Introduction
A Pipeline is a customizable data processing system. At the most basic level, input data is supplied in the form of evidence. One or more flow elements in the Pipeline then perform processing based on that evidence and optionally, populate data values that are required by the user.
The incoming evidence is usually related to a web request, for example the HTTP headers, cookies, source IP address or values from the query string. The evidence is carried through the Pipeline to the elements by a flow data instance. The flow data structure encapsulates all input and output data associated with a single Pipeline process request.
Creation
A Pipeline is built using a pipeline builder utilizing the fluent builder pattern. By adding flow elements to the Pipeline, the nature of the processing it will carry out is defined.
Once created, a Pipeline is immutable, i.e. the flow elements it contains and the order in which they execute cannot be changed. Individual flow elements may be immutable, or not, based upon their individual implementations.
As an alternative to configuring a Pipeline using a builder, configuration can be supplied from a file. Depending on the language features and conventions, this could be formatted as either JSON or XML. This allows the Pipeline to be configurable at runtime without recompiling the code. This is the default operation for web integrations, but can be used for any other use-case as well. For more on this, see the build from configuration section, and the configure from file example.
Processing
The flow of a Pipeline's operation starts with the creation of a flow data. This is created from the Pipeline, and is specific to it. Each flow data instance can only be processed using the Pipeline that created it.

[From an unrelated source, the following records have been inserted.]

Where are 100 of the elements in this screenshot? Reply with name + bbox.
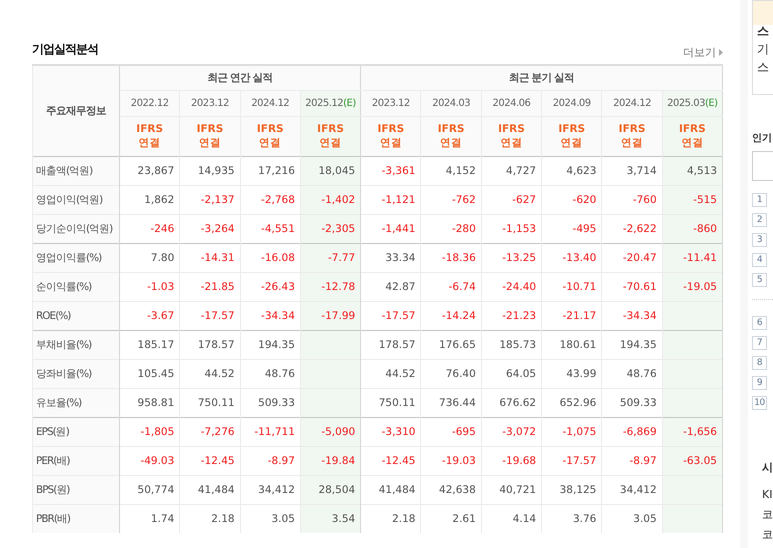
accounting-basis: IFRS 연결 bbox=[481, 116, 542, 156]
table-cell: 185.73 bbox=[481, 330, 542, 359]
table-cell: 194.35 bbox=[602, 330, 662, 359]
table-cell: 43.99 bbox=[542, 359, 602, 388]
table-cell: 1.74 bbox=[120, 504, 180, 533]
table-cell: -13.40 bbox=[542, 243, 602, 272]
box-text: 스 bbox=[757, 59, 770, 75]
table-cell: 34,412 bbox=[240, 475, 300, 504]
table-cell: 50,774 bbox=[120, 475, 180, 504]
accounting-basis: IFRS 연결 bbox=[300, 116, 361, 156]
table-cell: 178.57 bbox=[180, 330, 240, 359]
table-cell: -1,656 bbox=[662, 417, 722, 446]
box-text: 기 bbox=[757, 41, 770, 57]
row-label: 유보율(%) bbox=[32, 388, 120, 417]
panel-heading: 시 bbox=[762, 460, 773, 475]
table-cell: -34.34 bbox=[602, 301, 662, 330]
accounting-basis: IFRS 연결 bbox=[662, 116, 722, 156]
table-cell: -8.97 bbox=[602, 446, 662, 475]
row-label: 영업이익(억원) bbox=[32, 185, 120, 214]
table-cell: -17.57 bbox=[360, 301, 421, 330]
table-cell: 2.61 bbox=[420, 504, 482, 533]
table-cell: -12.45 bbox=[180, 446, 240, 475]
accounting-basis: IFRS 연결 bbox=[360, 116, 421, 156]
table-cell: 652.96 bbox=[542, 388, 602, 417]
table-cell: -12.45 bbox=[360, 446, 421, 475]
table-cell: 3.05 bbox=[602, 504, 662, 533]
table-cell: -1,441 bbox=[360, 214, 421, 243]
table-cell: -1,121 bbox=[360, 185, 421, 214]
accounting-basis: IFRS 연결 bbox=[542, 116, 602, 156]
table-cell: -1,153 bbox=[481, 214, 542, 243]
period-header: 2023.12 bbox=[180, 90, 240, 116]
table-cell: -5,090 bbox=[300, 417, 361, 446]
row-label: 부채비율(%) bbox=[32, 330, 120, 359]
table-cell: 4,152 bbox=[420, 156, 482, 185]
table-cell: 17,216 bbox=[240, 156, 300, 185]
table-cell: -11.41 bbox=[662, 243, 722, 272]
rank-number: 9 bbox=[752, 376, 767, 390]
input-field[interactable] bbox=[752, 151, 773, 181]
accounting-basis: IFRS 연결 bbox=[120, 116, 180, 156]
more-link[interactable]: 더보기 bbox=[683, 45, 723, 60]
table-cell: 736.44 bbox=[420, 388, 482, 417]
table-cell: 4,623 bbox=[542, 156, 602, 185]
row-label: PBR(배) bbox=[32, 504, 120, 533]
rank-number: 7 bbox=[752, 336, 767, 350]
table-cell: -1,075 bbox=[542, 417, 602, 446]
table-cell: -1.03 bbox=[120, 272, 180, 301]
rank-number: 6 bbox=[752, 316, 767, 330]
table-cell: 176.65 bbox=[420, 330, 482, 359]
table-cell: -21.85 bbox=[180, 272, 240, 301]
table-cell: 34,412 bbox=[602, 475, 662, 504]
table-cell: -7,276 bbox=[180, 417, 240, 446]
rank-number: 1 bbox=[752, 193, 767, 207]
table-cell: -7.77 bbox=[300, 243, 361, 272]
table-cell: 750.11 bbox=[180, 388, 240, 417]
row-label: ROE(%) bbox=[32, 301, 120, 330]
table-cell: 3.76 bbox=[542, 504, 602, 533]
table-cell: 48.76 bbox=[602, 359, 662, 388]
table-cell: 38,125 bbox=[542, 475, 602, 504]
table-cell: 33.34 bbox=[360, 243, 421, 272]
period-header: 2022.12 bbox=[120, 90, 180, 116]
table-cell: -3,310 bbox=[360, 417, 421, 446]
table-cell: 509.33 bbox=[602, 388, 662, 417]
accounting-basis: IFRS 연결 bbox=[602, 116, 662, 156]
row-label: 매출액(억원) bbox=[32, 156, 120, 185]
table-cell: 44.52 bbox=[360, 359, 421, 388]
table-cell: -762 bbox=[420, 185, 482, 214]
rank-number: 4 bbox=[752, 253, 767, 267]
table-cell: -6,869 bbox=[602, 417, 662, 446]
section-title: 기업실적분석 bbox=[32, 41, 98, 58]
period-header: 2023.12 bbox=[360, 90, 421, 116]
row-label: 순이익률(%) bbox=[32, 272, 120, 301]
table-cell: -246 bbox=[120, 214, 180, 243]
table-cell: -17.57 bbox=[180, 301, 240, 330]
table-cell: -1,402 bbox=[300, 185, 361, 214]
accounting-basis: IFRS 연결 bbox=[240, 116, 300, 156]
table-cell: 194.35 bbox=[240, 330, 300, 359]
row-label: PER(배) bbox=[32, 446, 120, 475]
table-cell: -18.36 bbox=[420, 243, 482, 272]
table-cell: -860 bbox=[662, 214, 722, 243]
table-cell: 41,484 bbox=[180, 475, 240, 504]
table-cell: -19.05 bbox=[662, 272, 722, 301]
table-cell: -49.03 bbox=[120, 446, 180, 475]
table-cell: 4,727 bbox=[481, 156, 542, 185]
table-cell: 14,935 bbox=[180, 156, 240, 185]
table-cell: -2,622 bbox=[602, 214, 662, 243]
table-cell: -3,361 bbox=[360, 156, 421, 185]
accounting-basis: IFRS 연결 bbox=[180, 116, 240, 156]
table-cell: -495 bbox=[542, 214, 602, 243]
accounting-basis: IFRS 연결 bbox=[420, 116, 482, 156]
table-cell: 3.54 bbox=[300, 504, 361, 533]
table-cell: 3.05 bbox=[240, 504, 300, 533]
table-cell: 4,513 bbox=[662, 156, 722, 185]
table-cell: 64.05 bbox=[481, 359, 542, 388]
table-cell: -10.71 bbox=[542, 272, 602, 301]
table-cell: -17.57 bbox=[542, 446, 602, 475]
table-cell: -515 bbox=[662, 185, 722, 214]
table-cell: 958.81 bbox=[120, 388, 180, 417]
table-cell: 42.87 bbox=[360, 272, 421, 301]
table-cell: 42,638 bbox=[420, 475, 482, 504]
row-label: 당기순이익(억원) bbox=[32, 214, 120, 243]
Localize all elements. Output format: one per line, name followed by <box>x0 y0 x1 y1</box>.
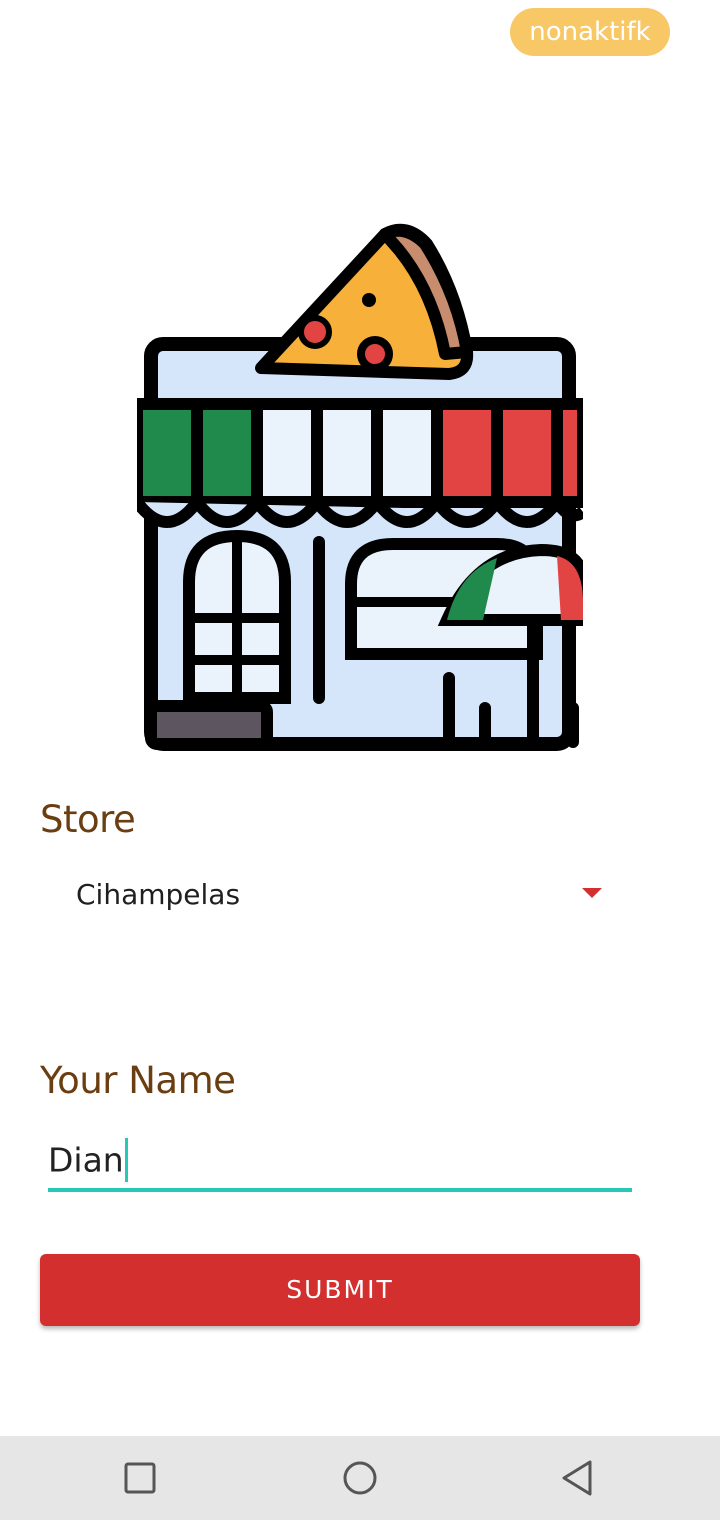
system-navigation-bar <box>0 1436 720 1520</box>
home-icon[interactable] <box>338 1456 382 1500</box>
text-cursor <box>124 1138 128 1182</box>
store-dropdown[interactable]: Cihampelas <box>40 862 620 928</box>
submit-button[interactable]: SUBMIT <box>40 1254 640 1326</box>
recent-apps-icon[interactable] <box>118 1456 162 1500</box>
name-label: Your Name <box>40 1059 236 1102</box>
store-label: Store <box>40 798 136 841</box>
status-badge[interactable]: nonaktifk <box>510 8 670 56</box>
name-input[interactable]: Dian <box>48 1132 632 1192</box>
dropdown-arrow-icon[interactable] <box>582 888 602 898</box>
pizza-store-icon <box>131 222 589 752</box>
store-selected-value: Cihampelas <box>76 878 241 911</box>
name-input-value: Dian <box>48 1140 124 1180</box>
back-icon[interactable] <box>556 1456 600 1500</box>
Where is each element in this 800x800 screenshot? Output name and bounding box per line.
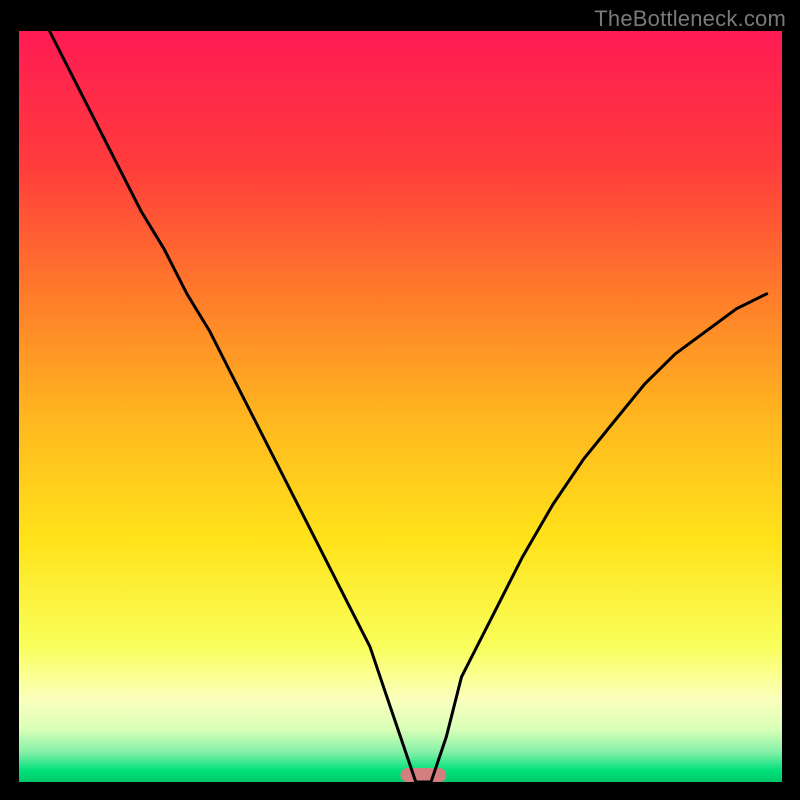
chart-svg (0, 0, 800, 800)
bottleneck-chart (0, 0, 800, 800)
watermark-text: TheBottleneck.com (594, 6, 786, 32)
plot-background (19, 31, 782, 782)
optimal-marker (401, 768, 447, 782)
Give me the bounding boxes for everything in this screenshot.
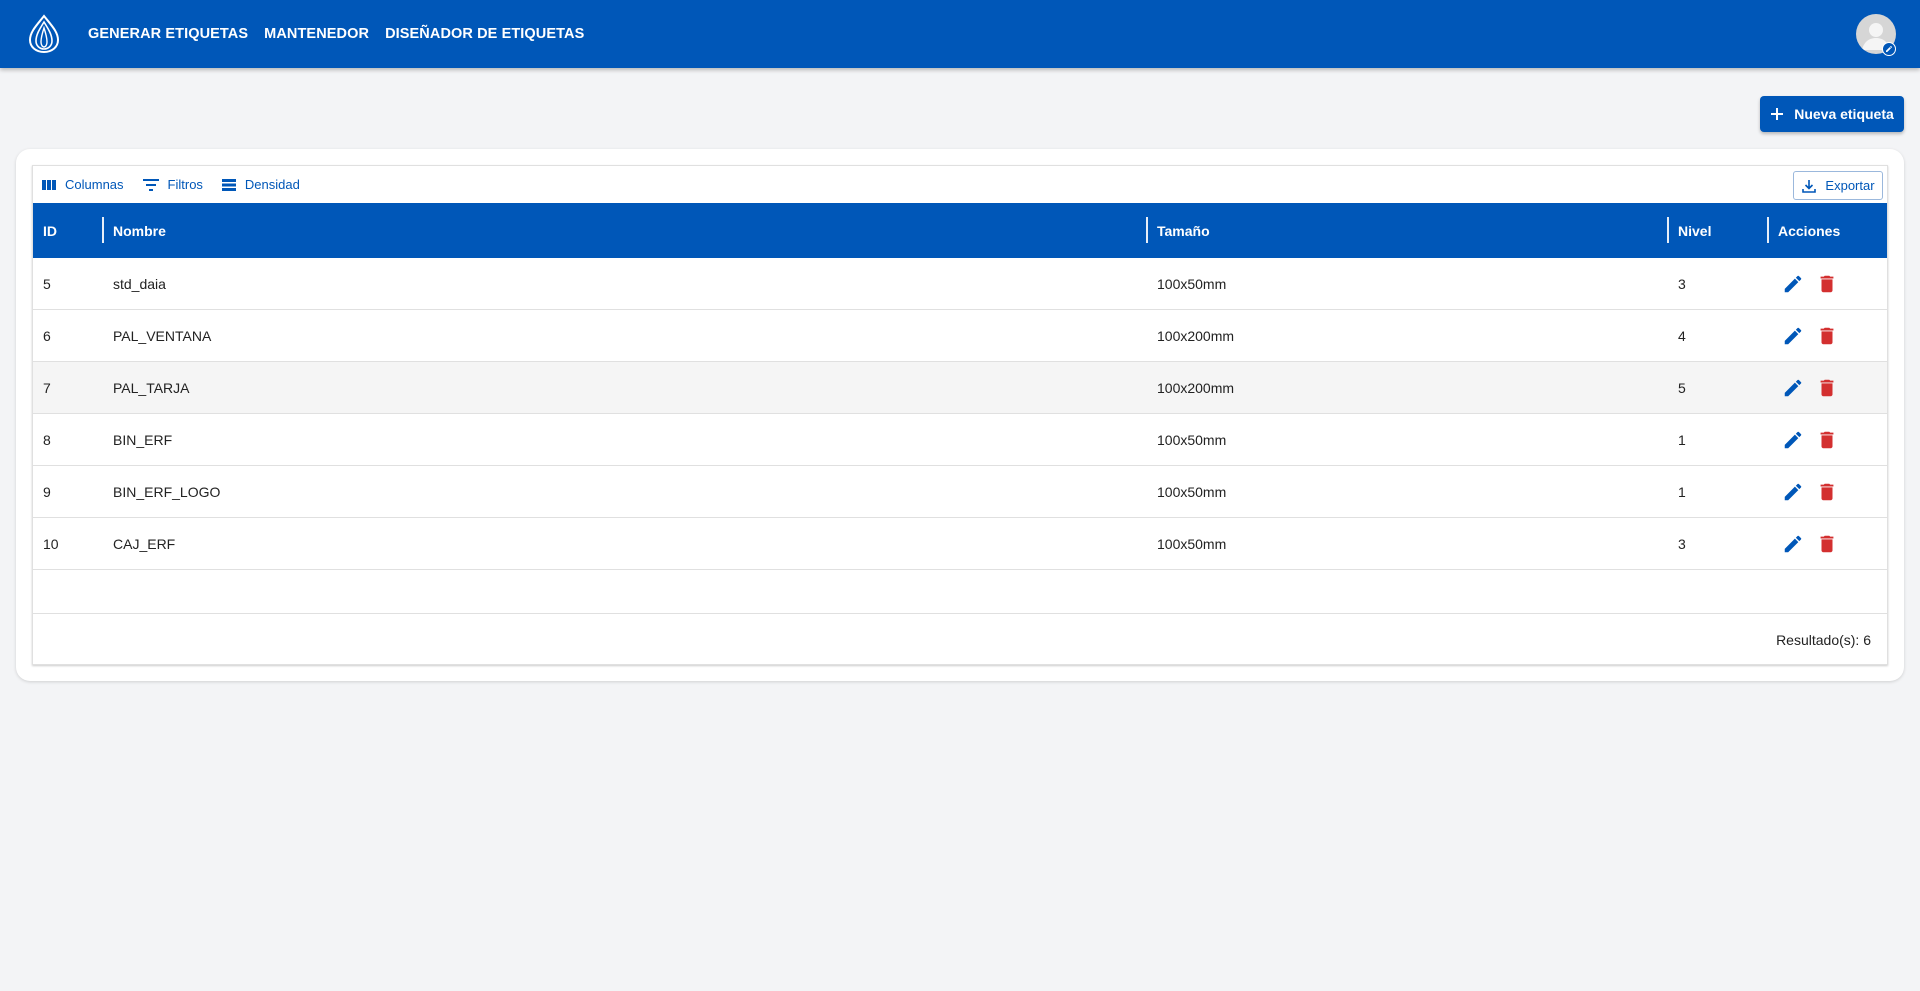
pencil-icon[interactable] [1781,480,1805,504]
results-count: Resultado(s): 6 [1776,632,1871,648]
pencil-icon[interactable] [1781,324,1805,348]
trash-icon[interactable] [1815,532,1839,556]
cell-nombre: PAL_VENTANA [113,328,212,344]
trash-icon[interactable] [1815,272,1839,296]
cell-id: 9 [43,484,51,500]
nav-generar-etiquetas[interactable]: GENERAR ETIQUETAS [88,26,248,42]
app-bar: GENERAR ETIQUETAS MANTENEDOR DISEÑADOR D… [0,0,1920,68]
table-row[interactable]: 6 PAL_VENTANA 100x200mm 4 [33,310,1887,362]
header-nombre[interactable]: Nombre [103,203,1147,258]
table-row[interactable]: 8 BIN_ERF 100x50mm 1 [33,414,1887,466]
cell-tamano: 100x200mm [1157,380,1235,396]
trash-icon[interactable] [1815,376,1839,400]
cell-nivel: 1 [1678,484,1686,500]
cell-id: 7 [43,380,51,396]
avatar-edit-icon[interactable] [1882,42,1896,56]
table-header: ID Nombre Tamaño Nivel Acciones [33,203,1887,258]
nav-disenador-etiquetas[interactable]: DISEÑADOR DE ETIQUETAS [385,26,584,42]
cell-id: 10 [43,536,59,552]
download-icon [1802,179,1817,193]
density-label: Densidad [244,177,300,192]
trash-icon[interactable] [1815,428,1839,452]
new-label-text: Nueva etiqueta [1794,106,1894,122]
cell-nivel: 4 [1678,328,1686,344]
pencil-icon[interactable] [1781,532,1805,556]
cell-nombre: std_daia [113,276,166,292]
data-grid: Columnas Filtros Densidad Exportar ID No… [32,165,1888,665]
grid-toolbar: Columnas Filtros Densidad Exportar [33,166,1887,203]
cell-nombre: BIN_ERF [113,432,173,448]
main-nav: GENERAR ETIQUETAS MANTENEDOR DISEÑADOR D… [88,0,600,68]
filter-icon [142,178,159,191]
plus-icon [1771,108,1784,120]
cell-nombre: CAJ_ERF [113,536,176,552]
cell-nivel: 3 [1678,536,1686,552]
cell-nivel: 5 [1678,380,1686,396]
filters-label: Filtros [167,177,203,192]
pencil-icon[interactable] [1781,272,1805,296]
header-nivel[interactable]: Nivel [1668,203,1768,258]
nav-mantenedor[interactable]: MANTENEDOR [264,26,369,42]
density-button[interactable]: Densidad [221,177,300,192]
export-button[interactable]: Exportar [1793,171,1883,200]
trash-icon[interactable] [1815,324,1839,348]
grid-footer: Resultado(s): 6 [33,613,1887,665]
cell-id: 5 [43,276,51,292]
export-label: Exportar [1825,178,1875,193]
columns-button[interactable]: Columnas [41,177,124,192]
table-row[interactable]: 9 BIN_ERF_LOGO 100x50mm 1 [33,466,1887,518]
pencil-icon[interactable] [1781,376,1805,400]
columns-label: Columnas [65,177,124,192]
pencil-icon[interactable] [1781,428,1805,452]
table-row[interactable]: 5 std_daia 100x50mm 3 [33,258,1887,310]
new-label-button[interactable]: Nueva etiqueta [1760,96,1904,132]
table-row[interactable]: 10 CAJ_ERF 100x50mm 3 [33,518,1887,570]
cell-id: 8 [43,432,51,448]
cell-nombre: PAL_TARJA [113,380,190,396]
filters-button[interactable]: Filtros [142,177,203,192]
cell-tamano: 100x200mm [1157,328,1235,344]
header-id[interactable]: ID [33,203,103,258]
trash-icon[interactable] [1815,480,1839,504]
cell-tamano: 100x50mm [1157,536,1227,552]
cell-nivel: 1 [1678,432,1686,448]
header-acciones: Acciones [1778,222,1841,239]
table-row[interactable]: 7 PAL_TARJA 100x200mm 5 [33,362,1887,414]
cell-id: 6 [43,328,51,344]
cell-tamano: 100x50mm [1157,432,1227,448]
header-tamano[interactable]: Tamaño [1147,203,1668,258]
cell-nombre: BIN_ERF_LOGO [113,484,221,500]
cell-tamano: 100x50mm [1157,276,1227,292]
cell-tamano: 100x50mm [1157,484,1227,500]
table-body: 5 std_daia 100x50mm 3 6 PAL_VENTANA 100x… [33,258,1887,570]
flame-logo-icon[interactable] [26,14,62,54]
cell-nivel: 3 [1678,276,1686,292]
density-icon [221,178,236,191]
columns-icon [42,179,56,190]
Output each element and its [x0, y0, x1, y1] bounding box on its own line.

Next, evidence is added to the flow data ready to be processed.
Finally, the flow data is processed. Doing this sends the data (along with all the evidence it now contains) through the Pipeline. Each flow element will receive the flow data and do its processing before optionally updating the flow data with new values.
Note that the order of execution of flow elements is decided when the Pipeline is created. By default, flow elements are executed sequentially in the order they are added. However, if the language supports it, two or more flow elements can also be executed in parallel within the overall sequential structure.
Additionally, the Pipeline may offer asynchronous execution or a lazy loading capability for individual flow elements. These features are also language dependent.
Regardless of the method of execution and configuration, after processing the flow data will contain the results, which can then be accessed by the caller.
Public Access
Other than the creation of a new flow data, there are very few other publicly accessible parts of the Pipeline.
Flow elements inside the Pipeline are accessible as a read-only collection, and can also be retrieved individually if needed.
All element properties that the Pipeline's flow elements can populate are also exposed in one place. This enables easy iteration over all element properties.
An evidence key filter is also exposed. This aggregates all the evidence keys accepted by all the flow elements within the Pipeline. This can be used by the caller to check which items of evidence could affect the result of processing.
Internals
The structure of the flow elements within the Pipeline, and the flow data which it creates, is determined by how it is created.
Consider an example where flow elements E1 and E2 are added to the Pipeline individually in that order.
E1 will carry out its processing on the flow data, then once it is finished, E2 will do the same. In this scenario, the Pipeline 'knows' that the flow data will not be written to by multiple threads. As such, the flow data created by the Pipeline will not be thread-safe but will have slightly improved performance.
Now consider an example where both E1 and E2 are added in parallel.
In this case, both will carry out their processing at the same time. This time, the flow data which the Pipeline creates will be thread-safe for writing as it is possible that both E1 and E2 will attempt to write their results to the FlowData at the same time.
Lifecycle
A Pipeline is the second thing to be created, after the flow elements which it contains. It then exists for as long as processing is required. When a Pipeline is disposed of, it can optionally dispose of the flow elements within too. This makes managing the lifetime of the flow elements easy, however this should not be done if the same flow element instances have also been added to another Pipeline.
If an attempt is made to process a flow data from a Pipeline which has since been disposed, an error will occur. The Pipeline which creates a flow data MUST exist for as long as the flow data. This is also true of post processing usage like retrieving results from the flow data. Imagine a case where a certain result has been lazily loaded – a call to get that result will require the flow element which created it to do the loading, so if the Pipeline has disposed of the flow element, there will be an error.
While not a necessity, it is good practice to dispose of each flow data produced by the Pipeline once it is finished with.